Medicine e ricette false, carabinieri scoprono a Cosenza e Rende rete illegale: Pizzicati anche farmacisti e un medico-VIDEO

VIDEO Cosenza- Nove persone sono finite agli arresti domiciliari con l’accusa di smercio illegale di farmaci e false ricette. Si tratterebbe di una rete illegale fra Cosenza e Rende scoperta dai carabinieri: tredici le misure cautelari in cui sono coinvolti un medico, farmacisti e consumatori finali. In nove sono finiti agli arresti domiciliari, per altre quattro persone è stata disposta l’interdizione dall’esercizio della professione sanitaria.

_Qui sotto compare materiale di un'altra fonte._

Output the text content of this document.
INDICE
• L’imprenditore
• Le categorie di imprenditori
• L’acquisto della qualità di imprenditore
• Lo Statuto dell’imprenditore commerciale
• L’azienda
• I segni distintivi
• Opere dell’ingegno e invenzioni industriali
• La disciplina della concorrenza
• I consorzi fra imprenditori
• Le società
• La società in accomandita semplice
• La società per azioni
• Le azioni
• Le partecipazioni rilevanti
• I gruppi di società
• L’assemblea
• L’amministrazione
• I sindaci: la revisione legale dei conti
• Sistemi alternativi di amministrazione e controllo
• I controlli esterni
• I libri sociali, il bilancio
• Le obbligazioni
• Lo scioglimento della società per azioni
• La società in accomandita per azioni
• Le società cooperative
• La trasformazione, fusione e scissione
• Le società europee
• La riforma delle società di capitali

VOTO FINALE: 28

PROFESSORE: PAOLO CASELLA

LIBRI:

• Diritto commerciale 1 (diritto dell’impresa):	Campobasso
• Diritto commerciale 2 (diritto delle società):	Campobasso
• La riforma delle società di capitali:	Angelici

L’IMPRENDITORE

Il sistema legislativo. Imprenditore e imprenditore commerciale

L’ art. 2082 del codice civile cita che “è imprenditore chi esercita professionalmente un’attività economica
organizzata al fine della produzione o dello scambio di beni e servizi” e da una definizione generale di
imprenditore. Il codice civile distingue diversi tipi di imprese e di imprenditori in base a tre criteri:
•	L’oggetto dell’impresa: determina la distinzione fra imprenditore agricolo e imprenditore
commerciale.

Le accuse, a vario titolo, sono di prescrizioni abusive in concorso, detenzione e cessione di sostante stupefacenti, truffa aggravata ai danni dello Servizio sanitario nazionale, falsità ideologica commessa da un pubblico ufficiale.
In particolare è finito agli arresti domiciliari il medico di Cosenza Francesco Galli che, secondo l’accusa, prescriveva indebitamente le ricette del medicinale oppiaceo. Interdetti per un anno i farmacisti cosentini che davano i medicinali: Angela Pugliano, Giuseppe e Pasquale Carnovale.
Le indagini dei carabinieri, coordinati dalla procura di Cosenza, ha permesso di scoprire un circuito illegale di smercio di farmaci oppiodi a base di ossicodone. Un sistema che veniva alimentato, stando alle accuse, da una serie di prescrizioni abusive di un medico di base e dalla compiacenza di alcuni farmacisti della zona, tutti sospesi per 12 mesi dall’esercizio della professione.
In un anno e mezzo prescritte ottomila ricette. Ogni compressa del farmaco veniva ceduta ai singoli consumatori a 10 euro. Ogni confezione contiene 28 pastiglie.
La Procura ha fatto una segnalazione alla Corte dei Conti per danno erariale.